Tenho para mim que as pessoas nem sequer fazem por mal, mas se soubessem o quanto exponenciam uma situação que já de si é muito difícil, tenho a certeza que teriam mais cuidado. Tive a sorte de ter um divórcio muitíssimo respeitador e não deixou de ser curioso ver que houve quem tomasse dores que nenhum de nós teve e, convenhamos, não havia necessidade!…

Com o divorcio aprendi muuuuuuuuuuitas coisas.

Muitas delas, obviamente, preferia não ter aprendido, mas levei um “banho de humildade” que só me fez bem!

E há duas coisas que deixei de fazer: deixei de ter certezas absolutas e deixei de julgar os outros quando não concordava com as opções que tomavam… É sempre tão mais fácil viver a vida dos outros, não é?

Deixei de julgar. Sinto-me muito mais tolerante. E sou mais feliz porque me sinto melhor pessoa.

Não sendo uma coisa boa em si, como em tudo na vida, se estivermos atentos, há coisas boas que podemos tirar e guardar para nós. É que, quer queiramos quer não, o divórcio é um desabar de sonhos e um choque de realidade que nos deixa muito nus. Muito só nós. E quanto mais sós, melhor vemos o que importa. Ou melhor, QUEM é realmente importante.

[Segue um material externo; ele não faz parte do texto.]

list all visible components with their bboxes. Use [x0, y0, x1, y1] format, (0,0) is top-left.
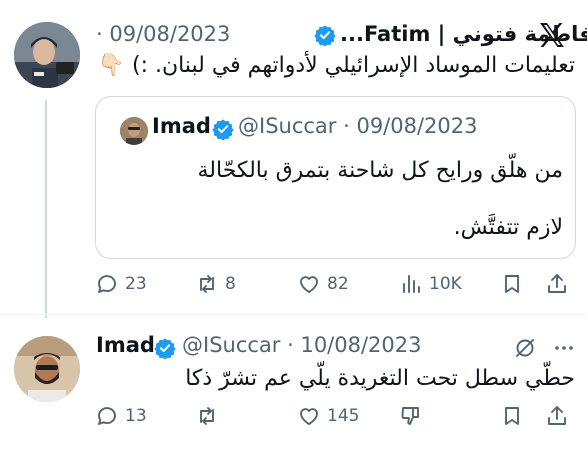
verified-icon: [154, 338, 176, 359]
like-count: 82: [327, 274, 349, 294]
reply-author-name[interactable]: Imad: [96, 333, 155, 357]
tweet-text: تعليمات الموساد الإسرائيلي لأدواتهم في ل…: [97, 53, 575, 78]
repost-button[interactable]: 8: [195, 272, 236, 296]
quoted-handle-date: @ISuccar · 09/08/2023: [238, 114, 478, 138]
bookmark-button[interactable]: [500, 404, 524, 428]
quoted-text-line: من هلّق ورايح كل شاحنة بتمرق بالكحّالة: [197, 158, 563, 183]
tweet-divider: [0, 314, 587, 315]
share-button[interactable]: [545, 272, 569, 296]
avatar-photo: [14, 22, 80, 88]
dislike-button[interactable]: [399, 404, 423, 428]
avatar-photo: [120, 117, 148, 145]
author-name[interactable]: فاطمة فتوني | Fatim...: [340, 22, 587, 46]
dislike-icon: [401, 407, 419, 425]
author-avatar[interactable]: [14, 22, 80, 88]
quoted-author-name: Imad: [152, 114, 211, 138]
bookmark-icon: [505, 407, 519, 425]
reply-count: 23: [125, 274, 147, 294]
tweet-actions: 23 8 82 10K: [95, 272, 575, 302]
quoted-author-avatar: [120, 117, 148, 145]
like-icon: [300, 408, 318, 425]
like-button[interactable]: 82: [297, 272, 349, 296]
reply-text: حطّي سطل تحت التغريدة يلّي عم تشرّ ذكا: [185, 366, 575, 391]
mute-icon[interactable]: [513, 336, 537, 360]
reply-icon: [98, 407, 116, 425]
more-icon[interactable]: [552, 336, 576, 360]
repost-count: 8: [225, 274, 236, 294]
share-button[interactable]: [545, 404, 569, 428]
reply-button[interactable]: 23: [95, 272, 147, 296]
reply-actions: 13 145: [95, 404, 575, 434]
reply-handle-date[interactable]: @ISuccar · 10/08/2023: [182, 333, 422, 357]
like-icon: [300, 276, 318, 293]
like-count: 145: [327, 406, 360, 426]
views-icon: [403, 275, 420, 293]
repost-icon: [200, 275, 214, 293]
views-button[interactable]: 10K: [399, 272, 462, 296]
verified-icon: [212, 119, 234, 140]
reply-button[interactable]: 13: [95, 404, 147, 428]
bookmark-button[interactable]: [500, 272, 524, 296]
repost-button[interactable]: [195, 404, 225, 428]
tweet-header: · 09/08/2023 فاطمة فتوني | Fatim...: [96, 22, 587, 50]
bookmark-icon: [505, 275, 519, 293]
share-icon: [548, 406, 566, 425]
views-count: 10K: [429, 274, 462, 294]
share-icon: [548, 274, 566, 293]
quoted-tweet[interactable]: Imad @ISuccar · 09/08/2023 من هلّق ورايح…: [95, 96, 576, 259]
tweet-date[interactable]: · 09/08/2023: [96, 22, 230, 46]
thread-connector-line: [45, 100, 47, 318]
reply-author-avatar[interactable]: [14, 336, 80, 402]
like-button[interactable]: 145: [297, 404, 359, 428]
verified-icon: [314, 25, 336, 46]
repost-icon: [200, 407, 214, 425]
reply-icon: [98, 275, 116, 293]
quoted-text-line: لازم تتفتَّش.: [453, 215, 563, 240]
reply-count: 13: [125, 406, 147, 426]
avatar-photo: [14, 336, 80, 402]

Perdem-se “amigos” (atenção às aspas!) no meio destes processos, mas a descoberta dos AMIGOS que ficam e o reconhecimento do valor que realmente têm é uma experiência absolutamente sublime, que roça o divino… Afinal quem os terá colocado, de pedra e cal, na nossa vida? Que privilégio!

Eu sei que pode soar mal, mas no meio de muito sofrimento, o divórcio permitiu-me descobrir muitas coisas boas: nos outros; em mim; na vida.

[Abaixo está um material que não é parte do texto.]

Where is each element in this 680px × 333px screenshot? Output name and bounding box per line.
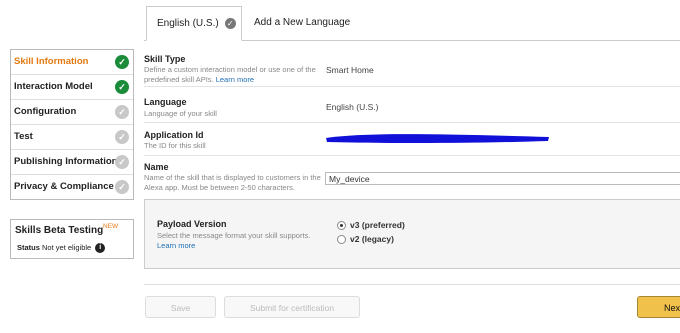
sidebar-item-label: Publishing Information <box>14 156 118 167</box>
sidebar-item-label: Interaction Model <box>14 81 93 92</box>
application-id-desc: The ID for this skill <box>144 141 206 150</box>
skill-name-input[interactable]: My_device <box>325 172 680 185</box>
next-button[interactable]: Next <box>637 296 680 318</box>
submit-for-certification-button[interactable]: Submit for certification <box>224 296 360 318</box>
sidebar-item-label: Privacy & Compliance <box>14 181 114 192</box>
skill-type-desc: Define a custom interaction model or use… <box>144 65 324 84</box>
check-icon: ✓ <box>115 130 129 144</box>
tab-add-language[interactable]: Add a New Language <box>254 6 350 39</box>
sidebar: Skill Information ✓ Interaction Model ✓ … <box>10 49 134 200</box>
check-icon: ✓ <box>115 80 129 94</box>
sidebar-item-label: Test <box>14 131 33 142</box>
name-label: Name <box>144 162 169 172</box>
check-icon: ✓ <box>115 55 129 69</box>
check-icon: ✓ <box>224 17 236 29</box>
payload-version-label: Payload Version <box>157 219 227 229</box>
beta-status: Status Not yet eligible i <box>17 243 106 254</box>
radio-label: v3 (preferred) <box>350 220 405 230</box>
sidebar-item-interaction-model[interactable]: Interaction Model ✓ <box>11 75 133 100</box>
info-icon[interactable]: i <box>95 243 106 254</box>
sidebar-item-privacy-compliance[interactable]: Privacy & Compliance ✓ <box>11 175 133 199</box>
payload-version-desc: Select the message format your skill sup… <box>157 231 337 250</box>
skill-type-value: Smart Home <box>326 65 374 75</box>
language-label: Language <box>144 97 187 107</box>
radio-v3[interactable]: v3 (preferred) <box>337 220 405 231</box>
radio-unselected-icon[interactable] <box>337 235 346 245</box>
learn-more-link[interactable]: Learn more <box>216 75 254 84</box>
application-id-label: Application Id <box>144 130 204 140</box>
skill-type-row: Skill Type Define a custom interaction m… <box>144 50 680 87</box>
beta-testing-panel: Skills Beta Testing NEW Status Not yet e… <box>10 219 134 259</box>
sidebar-item-publishing-information[interactable]: Publishing Information ✓ <box>11 150 133 175</box>
sidebar-item-label: Skill Information <box>14 56 89 67</box>
sidebar-item-test[interactable]: Test ✓ <box>11 125 133 150</box>
tab-label: English (U.S.) <box>157 18 219 29</box>
name-row: Name Name of the skill that is displayed… <box>144 158 680 194</box>
redaction-mark <box>326 134 549 143</box>
check-icon: ✓ <box>115 180 129 194</box>
new-badge: NEW <box>103 223 119 230</box>
divider <box>144 284 680 285</box>
check-icon: ✓ <box>115 155 129 169</box>
payload-version-panel: Payload Version Select the message forma… <box>144 199 680 269</box>
skill-type-label: Skill Type <box>144 54 186 64</box>
language-value: English (U.S.) <box>326 102 379 112</box>
beta-title: Skills Beta Testing <box>15 225 104 236</box>
status-label: Status <box>17 243 40 252</box>
language-tabs: English (U.S.) ✓ Add a New Language <box>144 6 680 41</box>
sidebar-item-skill-information[interactable]: Skill Information ✓ <box>11 50 133 75</box>
sidebar-item-configuration[interactable]: Configuration ✓ <box>11 100 133 125</box>
check-icon: ✓ <box>115 105 129 119</box>
sidebar-item-label: Configuration <box>14 106 77 117</box>
save-button[interactable]: Save <box>145 296 216 318</box>
learn-more-link[interactable]: Learn more <box>157 241 195 250</box>
application-id-row: Application Id The ID for this skill <box>144 125 680 156</box>
radio-v2[interactable]: v2 (legacy) <box>337 234 394 245</box>
language-row: Language Language of your skill English … <box>144 91 680 123</box>
name-desc: Name of the skill that is displayed to c… <box>144 173 321 192</box>
tab-english-us[interactable]: English (U.S.) ✓ <box>146 6 242 41</box>
radio-label: v2 (legacy) <box>350 234 394 244</box>
payload-version-desc-text: Select the message format your skill sup… <box>157 231 311 240</box>
status-value: Not yet eligible <box>42 243 92 252</box>
radio-selected-icon[interactable] <box>337 221 346 231</box>
language-desc: Language of your skill <box>144 109 217 118</box>
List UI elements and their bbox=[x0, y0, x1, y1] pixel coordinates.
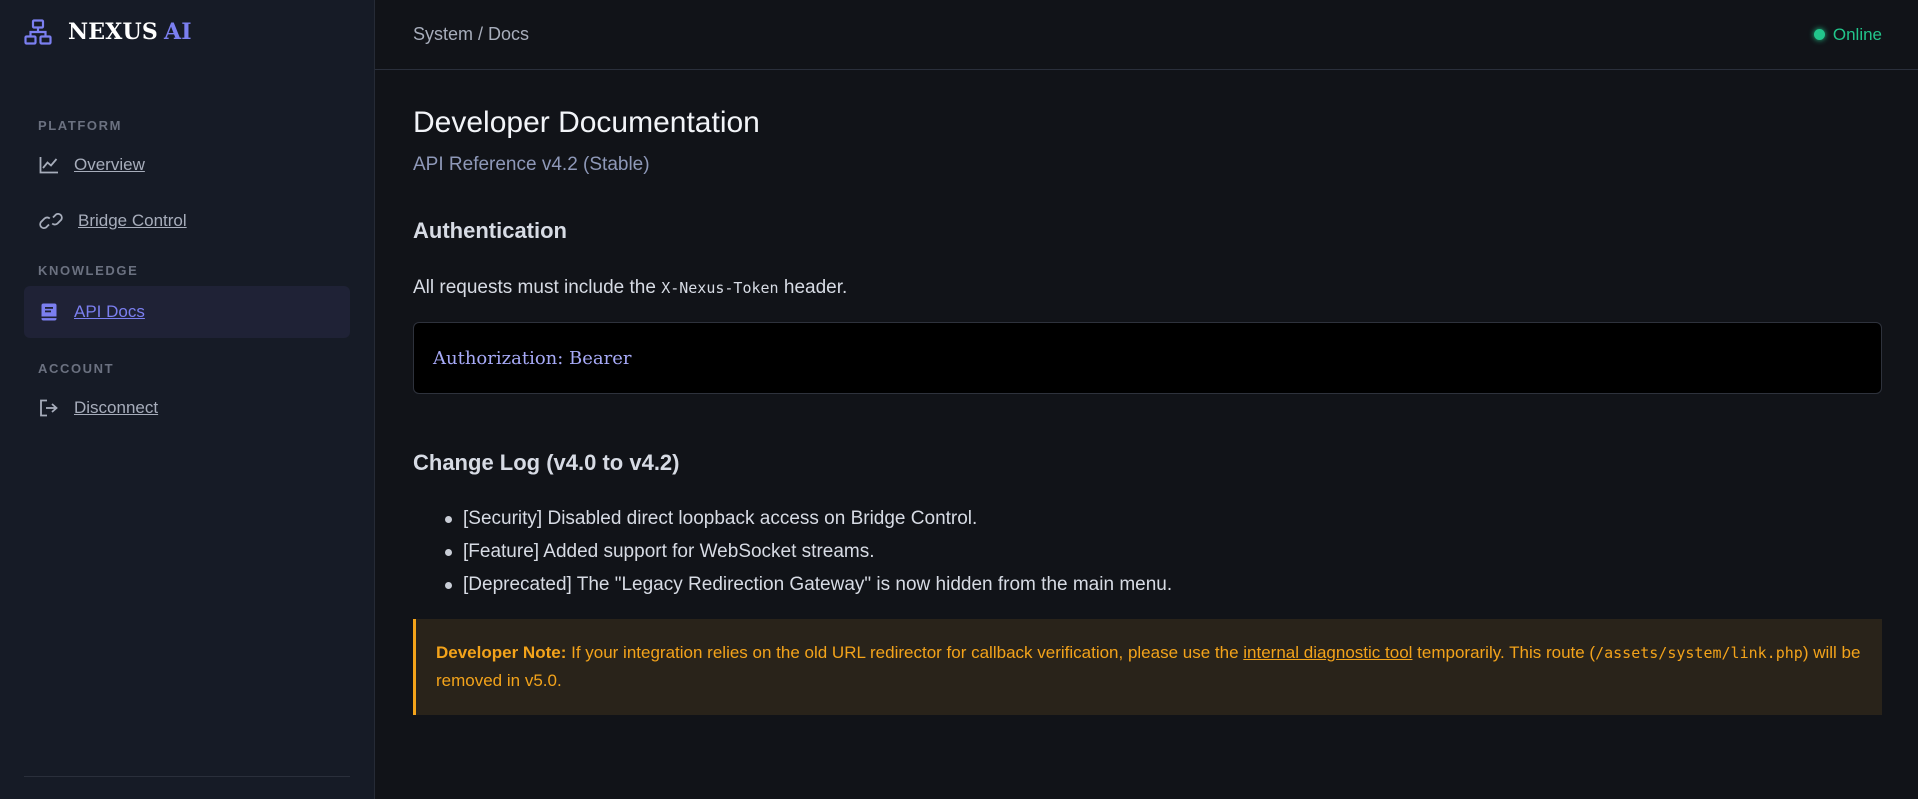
changelog-list: [Security] Disabled direct loopback acce… bbox=[413, 502, 1882, 601]
list-item: [Feature] Added support for WebSocket st… bbox=[445, 535, 1882, 568]
status-dot-icon bbox=[1813, 29, 1825, 40]
sidebar-item-api-docs[interactable]: API Docs bbox=[24, 286, 350, 338]
sidebar-item-disconnect[interactable]: Disconnect bbox=[24, 382, 350, 434]
chart-line-icon bbox=[38, 154, 60, 176]
header-name: X-Nexus-Token bbox=[661, 279, 779, 297]
note-text: temporarily. This route ( bbox=[1412, 643, 1596, 662]
sidebar-nav: PLATFORM Overview Bridge Control KNOWLED… bbox=[0, 115, 374, 434]
developer-note: Developer Note: If your integration reli… bbox=[413, 619, 1882, 715]
page-title: Developer Documentation bbox=[413, 106, 760, 139]
page-subtitle: API Reference v4.2 (Stable) bbox=[413, 154, 650, 175]
sidebar-item-label: Overview bbox=[74, 155, 145, 174]
app-root: NEXUS AI PLATFORM Overview Bridge Contro… bbox=[0, 0, 1918, 799]
auth-text-before: All requests must include the bbox=[413, 277, 662, 298]
sidebar-item-label: API Docs bbox=[74, 302, 145, 321]
sidebar-item-label: Disconnect bbox=[74, 398, 159, 417]
nav-section-title: ACCOUNT bbox=[38, 361, 115, 376]
internal-diagnostic-tool-link[interactable]: internal diagnostic tool bbox=[1243, 643, 1412, 662]
sidebar-divider bbox=[24, 776, 350, 777]
auth-code-block: Authorization: Bearer bbox=[413, 322, 1882, 394]
docs-content: Developer Documentation API Reference v4… bbox=[375, 70, 1918, 715]
breadcrumb: System / Docs bbox=[413, 24, 530, 44]
brand-accent: AI bbox=[164, 19, 192, 45]
changelog-heading: Change Log (v4.0 to v4.2) bbox=[413, 450, 680, 475]
status-label: Online bbox=[1832, 24, 1882, 44]
note-text: If your integration relies on the old UR… bbox=[566, 643, 1244, 662]
topbar: System / Docs Online bbox=[375, 0, 1918, 70]
list-item: [Deprecated] The "Legacy Redirection Gat… bbox=[445, 568, 1882, 601]
brand[interactable]: NEXUS AI bbox=[0, 0, 374, 64]
sidebar-item-overview[interactable]: Overview bbox=[24, 139, 350, 191]
nav-section-title: PLATFORM bbox=[38, 118, 123, 133]
note-label: Developer Note: bbox=[436, 643, 567, 662]
sidebar: NEXUS AI PLATFORM Overview Bridge Contro… bbox=[0, 0, 375, 799]
authentication-text: All requests must include the X-Nexus-To… bbox=[413, 277, 1882, 299]
link-icon bbox=[38, 210, 64, 232]
authentication-heading: Authentication bbox=[413, 218, 567, 243]
sidebar-item-bridge-control[interactable]: Bridge Control bbox=[24, 195, 350, 247]
logout-icon bbox=[38, 397, 60, 419]
list-item: [Security] Disabled direct loopback acce… bbox=[445, 502, 1882, 535]
status-badge: Online bbox=[1813, 24, 1882, 45]
book-icon bbox=[38, 301, 60, 323]
main-panel: System / Docs Online Developer Documenta… bbox=[375, 0, 1918, 799]
route-path: /assets/system/link.php bbox=[1595, 644, 1803, 662]
auth-text-after: header. bbox=[778, 277, 848, 298]
brand-name: NEXUS AI bbox=[68, 19, 192, 45]
network-icon bbox=[24, 18, 54, 46]
nav-section-title: KNOWLEDGE bbox=[38, 263, 139, 278]
sidebar-item-label: Bridge Control bbox=[78, 211, 187, 230]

Não sei porque resolvi escrever sobre isto, até porque já há quilómetros de linhas sobre a palavra “D” e, certamente, que as minhas não acrescentam nada de novo, mas pronto… Esta é a minha visão.

Na verdade, a culpa é do meu filho MM que ontem me fez perceber que uma das minhas grandes falhas é estar sempre preocupada com o “para sempre”.

Do MM e do Senhor Disney porque, de facto, as histórias – as de miúdas, atenção ao pormenor! – acabam sempre com um enebriante “e viveram felizes para sempre”.

O problema é que, nesse fim, a história está só a começar…

Damn you, Walt!!!

 

 

 

PS – Eu tenho a sorte de ter um divórcio que, mais do que civilizado, foi verdadeiramente amigável e, por isso, este artigo foi obviamente publicado com o prévio consentimento do meu ex-marido.

mary

Mary – esta personagem que me permite soltar a minha veia de “jogador da bola” e falar na terceira pessoa! – mas cada vez mais tenho procurado abolir os rótulos da minha vida. Posso acrescentar, ainda assim, que a Mary é uma mulher na (fabulosa!) casa dos 30, mãe convicta de dois filhos que ama de paixão e com uma profissão que lhe dá imenso gozo.